Untuk cerita jenis catatan perjalanan yang pernah di tulis di blog ini, semuanya adalah daerah tujuan luar daerah atau negeri. Sementara tempat penulisnya tinggal belum pernah diangkat, dalam hal ini kota Jakarta dengan status ibu kota sampai hari ini. Tapi keadaan bisa berbeda jika seseorang tinggal di tempat lain, bisa jadi kota ini akan jadi tujuan wisata dan sejenisnya.
Jadi tidak ada salahnya untuk mengangkat jenis cerita ini, dengan berlibur di kota sendiri. Istilah staycation juga masuk kriteria, karena berlibur di daerah sendiri (dekat) ternyata cukup menyenangkan. Tempat yang sudah sehari-hari kita lewati, tapi tetap menyimpan pesona untuk sebuah kegiatan wisata dalam arti sebenarnya.
Rencana ini akhirnya berjalan pada satu waktu, tepatnya di akhir pekan di hari minggu. Saya sudah keluar sejak pagi hari, tujuan pertama adalah tempat wisata Kota Tua. Kala itu baru hampir selesai untuk pengerjaan renovasi wilayah. Salah satu hal yang mencolok adalah penutupan jalan Lada, untuk beralih fungsi menjadi ruang terbuka bagi pejalan kaki. Sementara arus lalu lintas diarahkan ke arah jalan Lada Dalam, di belakang gedung Bank BNI.

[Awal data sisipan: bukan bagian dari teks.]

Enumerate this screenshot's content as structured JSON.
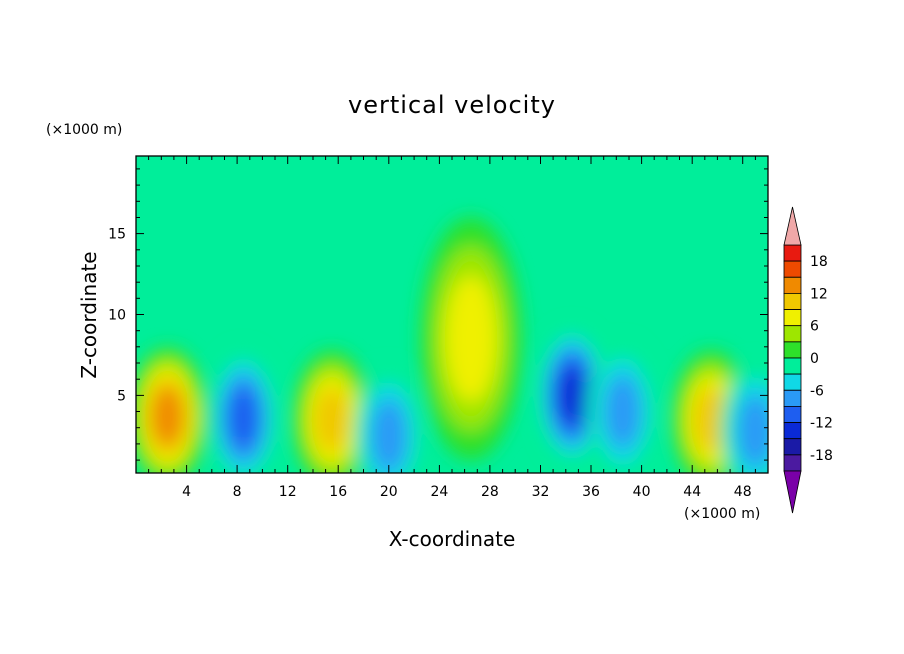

Suasana di sana masih cukup lenggang, mungkin saja belum banyak orang tahu kalau kawasan ini sudah mulai dibuka kembali. Pada saat itu peraturan PPKM dan pembatasann keramaian masih berlaku di beberapa tempat. Akhirnya saya bisa mengabadikan tempat ini dengan wajah barunya, dengan suasana lenggang dan belum terlalu ramai. Xp
Jalan Lada yang sudah menjadi ruang terbuka langsung mengarah ke arah stasiun Kota, sebagai salah satu bangunan peninggalan sejarah. Sudah tidak ada lagi pedagang asongan, atau pedagang kaki lima di sana (bandingkan dengan kondisi Kota Tua dokumentasi di tahun 2012, tepat sepuluh tahun lalu di sini). Mereka para pedagang digeser ke arah pinggir kawasan wisata, di seberang jalan Kunir, hingga suasana cukup tertib dan menarik sebagai pemandangan.
Setelah dari sana tidak lama kemudian saya langsung berpindah tempat, hingga satpam penjaga parkir di gedung Pos Kota cukup heran, melihat dan bertanya saya hanya sebentar saja di sana? Tidak sampai satu jam. Tujuannya memang sekadar eksplore dan mengabadikan suasana terbaru di sana saja.
Tujuan berikutnya berlanjut ke kawasan ramai lain, berlokasi di jalan utama yang ditutup setiap hari minggu pagi hingga jelang siang. Kawasan Hari Bebas Kendaraan Bermotor, alias Car Free Day yang juga mulai dibuka kembali lebih awal, berlokasi dari jalan bundaran air mancur Patung Arjuna (Patung Kuda) dengan simpang Monas, hingga ke arah bundaran Senayan.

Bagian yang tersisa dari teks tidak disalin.